With any luck, I won’t have to mic the mom on this show. I’ll be more in the background booming the kids as they either stand speechless with fingers in their mouths, or scream.

Today I was told that since I was sending wireless audio to camera, I would not need to go into the surf. But I wore my Keens anyway, and sure enough, when Dad took the kids by the hands and lead them into the water, the camera man went in front of them to shoot their faces, and I went to get their audio. The surf could break about our knees, and that was okay. Any higher, and it could splash into the equipment zone on my body where the audio bag was suspended around my belly.

Once you get out there with the camera and audio running, and you’re watching the cameraman’s frame and watching for surf coming in and for your boom shadow and where the kids are standing so you don’t step on them and trying to stay on axis to the dialog of the dad and the kids, you forget about the politics and you have fun. You’re glad for your Keens -- that is something that worked out right. Let the soothing salt water flow through them, then wear them home and hose them off. It’s just what they’re for.

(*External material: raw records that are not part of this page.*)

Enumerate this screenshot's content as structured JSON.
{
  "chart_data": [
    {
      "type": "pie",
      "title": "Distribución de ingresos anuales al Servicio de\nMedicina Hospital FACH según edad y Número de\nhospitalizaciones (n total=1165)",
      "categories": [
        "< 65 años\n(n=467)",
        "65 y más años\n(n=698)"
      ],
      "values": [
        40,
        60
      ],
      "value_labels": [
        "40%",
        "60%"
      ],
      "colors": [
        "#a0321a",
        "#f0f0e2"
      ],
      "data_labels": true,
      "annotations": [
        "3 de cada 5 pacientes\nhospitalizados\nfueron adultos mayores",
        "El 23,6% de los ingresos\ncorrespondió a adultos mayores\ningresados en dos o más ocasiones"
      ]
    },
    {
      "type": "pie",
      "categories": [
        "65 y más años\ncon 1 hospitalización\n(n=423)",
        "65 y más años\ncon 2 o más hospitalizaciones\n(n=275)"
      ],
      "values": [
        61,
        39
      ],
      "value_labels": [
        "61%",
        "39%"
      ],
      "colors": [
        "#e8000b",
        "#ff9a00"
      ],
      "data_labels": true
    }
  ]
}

Tonight, back at the crew house, the producer passed around a hash pipe. “It’s what makes you a good producer,” PA Dale said. I declined. I don’t think a working trip is the time to try pot for the first time. Everyone else took a hit though, and they were drinking too. I would have loved a beer, but I’ve had to give it up since going on the pill.

After two beers and a few hits off the pipe, the main cameraman got up to try out the underwater camera rig. The producer carried its 48 pounds to the edge of he pool for him. The cameraman jumped in and took the underwater rig and together they bobbed like two apples. He would turn the camera, and his own body would turn in counter-motion.

“This is hard after two beers and two hits,” he said. “Maybe they are right. Maybe we are unprofessional and slack.”

PA Dale did awful water ballet for him while he shot him, and then we all looked at the footage.

“I’m fat,” said Dale.

“I like the above/below water split,” someone said.

PA Steve joked that, after those pipe hits, the camera man would be playing with the underwater rig in the bathtub tonight, checking out his own penis on the above/below water split.

Lord, I hope I don't have to mic the mom tomorrow.